Adropin increased CBP expression and its binding with Nrf2 to enhance Nrf2 transcriptional activity. Primary murine hepatocytes pretreated with PA (400 µM) were treated with adropin at different dosages (0–100 ng/ml) for 24 h. The mRNA expression of Cbp (A) and the protein expression of CBP (B-C) were measured. CBP-Nrf2 and CBP-NFκB interactions were studied by immunoprecipitation (IP) in the hepatocytes treated with or without adropin (100 ng/ml) (D-G). Chromatin immunoprecipitation (ChIP) assays were performed to investigate the presence of CBP at the antioxidant response element (ARE) sites on the promoters of Gclc (H) and Gpx1 (I) in the hepatocytes treated with or without adropin (100 ng/ml).

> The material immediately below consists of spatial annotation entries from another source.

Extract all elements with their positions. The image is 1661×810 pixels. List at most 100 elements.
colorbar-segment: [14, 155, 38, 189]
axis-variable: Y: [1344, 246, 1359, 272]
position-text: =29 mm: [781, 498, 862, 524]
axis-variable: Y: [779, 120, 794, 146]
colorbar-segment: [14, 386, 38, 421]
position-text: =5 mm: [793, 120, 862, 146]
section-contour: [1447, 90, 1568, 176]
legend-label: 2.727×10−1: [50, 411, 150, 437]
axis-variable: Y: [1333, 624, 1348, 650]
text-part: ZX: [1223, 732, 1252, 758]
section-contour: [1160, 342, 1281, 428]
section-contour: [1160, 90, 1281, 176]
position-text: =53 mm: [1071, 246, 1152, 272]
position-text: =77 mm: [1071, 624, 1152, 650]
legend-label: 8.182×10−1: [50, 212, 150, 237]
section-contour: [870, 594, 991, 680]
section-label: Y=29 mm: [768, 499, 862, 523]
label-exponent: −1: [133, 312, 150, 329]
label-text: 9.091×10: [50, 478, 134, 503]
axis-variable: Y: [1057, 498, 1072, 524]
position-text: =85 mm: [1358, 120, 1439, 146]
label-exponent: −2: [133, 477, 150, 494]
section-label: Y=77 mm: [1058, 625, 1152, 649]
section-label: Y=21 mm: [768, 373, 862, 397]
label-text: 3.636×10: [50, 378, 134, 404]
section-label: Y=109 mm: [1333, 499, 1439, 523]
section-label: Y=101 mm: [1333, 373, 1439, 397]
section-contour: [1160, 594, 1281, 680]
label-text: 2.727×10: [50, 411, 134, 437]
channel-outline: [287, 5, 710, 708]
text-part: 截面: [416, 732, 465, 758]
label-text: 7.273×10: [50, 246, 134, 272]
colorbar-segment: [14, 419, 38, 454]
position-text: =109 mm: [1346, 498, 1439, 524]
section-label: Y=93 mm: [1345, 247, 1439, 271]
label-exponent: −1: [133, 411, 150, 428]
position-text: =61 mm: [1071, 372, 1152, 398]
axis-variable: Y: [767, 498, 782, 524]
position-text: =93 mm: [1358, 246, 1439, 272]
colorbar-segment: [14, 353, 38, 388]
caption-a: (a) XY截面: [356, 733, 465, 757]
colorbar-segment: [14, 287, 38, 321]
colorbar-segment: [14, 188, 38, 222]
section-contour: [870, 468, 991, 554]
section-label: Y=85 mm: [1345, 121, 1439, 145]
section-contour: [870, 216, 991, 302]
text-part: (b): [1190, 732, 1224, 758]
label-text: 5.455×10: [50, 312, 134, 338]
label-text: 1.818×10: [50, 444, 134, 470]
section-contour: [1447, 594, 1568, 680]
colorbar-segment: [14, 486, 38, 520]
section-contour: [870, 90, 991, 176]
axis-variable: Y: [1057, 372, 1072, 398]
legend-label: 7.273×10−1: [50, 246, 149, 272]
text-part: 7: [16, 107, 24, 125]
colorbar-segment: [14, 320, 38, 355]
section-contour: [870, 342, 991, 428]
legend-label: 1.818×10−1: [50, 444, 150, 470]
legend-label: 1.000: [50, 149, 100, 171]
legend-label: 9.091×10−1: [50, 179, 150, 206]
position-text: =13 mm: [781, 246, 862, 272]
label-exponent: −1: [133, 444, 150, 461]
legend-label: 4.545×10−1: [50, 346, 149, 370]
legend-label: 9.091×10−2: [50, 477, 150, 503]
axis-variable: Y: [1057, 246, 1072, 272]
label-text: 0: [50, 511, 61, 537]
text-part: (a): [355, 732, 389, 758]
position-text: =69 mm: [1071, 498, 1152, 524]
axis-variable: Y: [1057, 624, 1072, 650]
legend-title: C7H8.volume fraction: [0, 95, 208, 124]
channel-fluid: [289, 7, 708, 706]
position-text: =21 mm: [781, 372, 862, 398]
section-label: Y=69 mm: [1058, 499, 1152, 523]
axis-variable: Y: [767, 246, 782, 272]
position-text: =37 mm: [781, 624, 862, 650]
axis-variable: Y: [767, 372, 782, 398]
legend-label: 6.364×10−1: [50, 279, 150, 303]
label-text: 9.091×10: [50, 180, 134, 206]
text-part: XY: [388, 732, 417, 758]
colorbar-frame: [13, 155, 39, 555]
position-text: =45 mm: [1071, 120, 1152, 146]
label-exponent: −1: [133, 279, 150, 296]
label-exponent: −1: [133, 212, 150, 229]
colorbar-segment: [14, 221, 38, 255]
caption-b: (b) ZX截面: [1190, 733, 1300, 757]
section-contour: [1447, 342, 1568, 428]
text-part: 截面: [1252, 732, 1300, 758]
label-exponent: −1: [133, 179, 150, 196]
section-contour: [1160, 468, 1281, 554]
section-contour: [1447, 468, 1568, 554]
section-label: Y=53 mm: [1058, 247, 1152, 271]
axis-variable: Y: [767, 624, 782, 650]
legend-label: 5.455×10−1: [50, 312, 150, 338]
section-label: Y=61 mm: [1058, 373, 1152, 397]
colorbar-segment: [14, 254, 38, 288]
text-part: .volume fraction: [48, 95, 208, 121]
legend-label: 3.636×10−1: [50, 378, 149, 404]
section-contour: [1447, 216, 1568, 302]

Primary murine hepatocytes pretreated with PA (400 µM) were treated with or without adropin (100 ng/ml) and transfected with CBP siRNA or control for 24 h. And the DNA-binding activity of Nrf2 (J) and the mRNA expression of Gpx1 (K) were measured. (A, C, E, F, G) PA-treated group was set as 1. (H, I, J, K) Blank control group was set as 1. The data are expressed as the mean ± SD, n = 3–5, *P < 0.05 versus PA-treatment group. NC indicates negative control. N.S indicates no significance. Adropin-KO mice and the wild type (WT) littermate were fed with MCD or WD for 4 or 16 weeks. The mRNA (L) and protein expression (M-O) of Nrf2 and Cbp were measured. And the liver lysates DNA-binding activity of Nrf2 was detected (P). (L, N, O, P) WT control group was set as 1. The data are expressed as the mean ± SD, n = 6, *P < 0.05 versus WT control.

Fig. 7

Overexpression of hepatic Nrf2 expression functionally restored the liver injury induced by adropin-deficiency in mice. WT and Adropin-KO male mice fed MCD for 4 weeks. AAV8-GFP and AAV8–Nrf2 vectors were administered following the initiation of MCD feeding. (A) H&E, Sirius Red, Oil Red O, and DHE staining of liver sections (magnification, ×200), scale bar: 200 µm. (B-E) Hepatic histological analysis of H&E staining. (F) Quantitative analysis of Sirius Red staining. (G) Hepatic TG contents. (H) Quantitative analysis of DHE staining. (I) Serum ALT and AST levels. (J) The mRNA expression of Col1a1, Acta2, Il1b, Il6 and Tnf in the liver. (K-L) Cleaved caspase-3 expression of total liver lysates. (M) The liver MDA levels. (N) The liver GSH levels. (O) The mRNA expression of Fasn, Acaca, Scd1, Cpt1a, Acadm and Cd36. (H, J, L, O) WT/GFP group was set as 1. The data are expressed as the mean ± SD, n = 8, * P < 0.05 wt/GFP versus Adropin-KO/GFP; #P < 0.05 Adropin-KO/GFP versus Adropin-KO/Nrf2.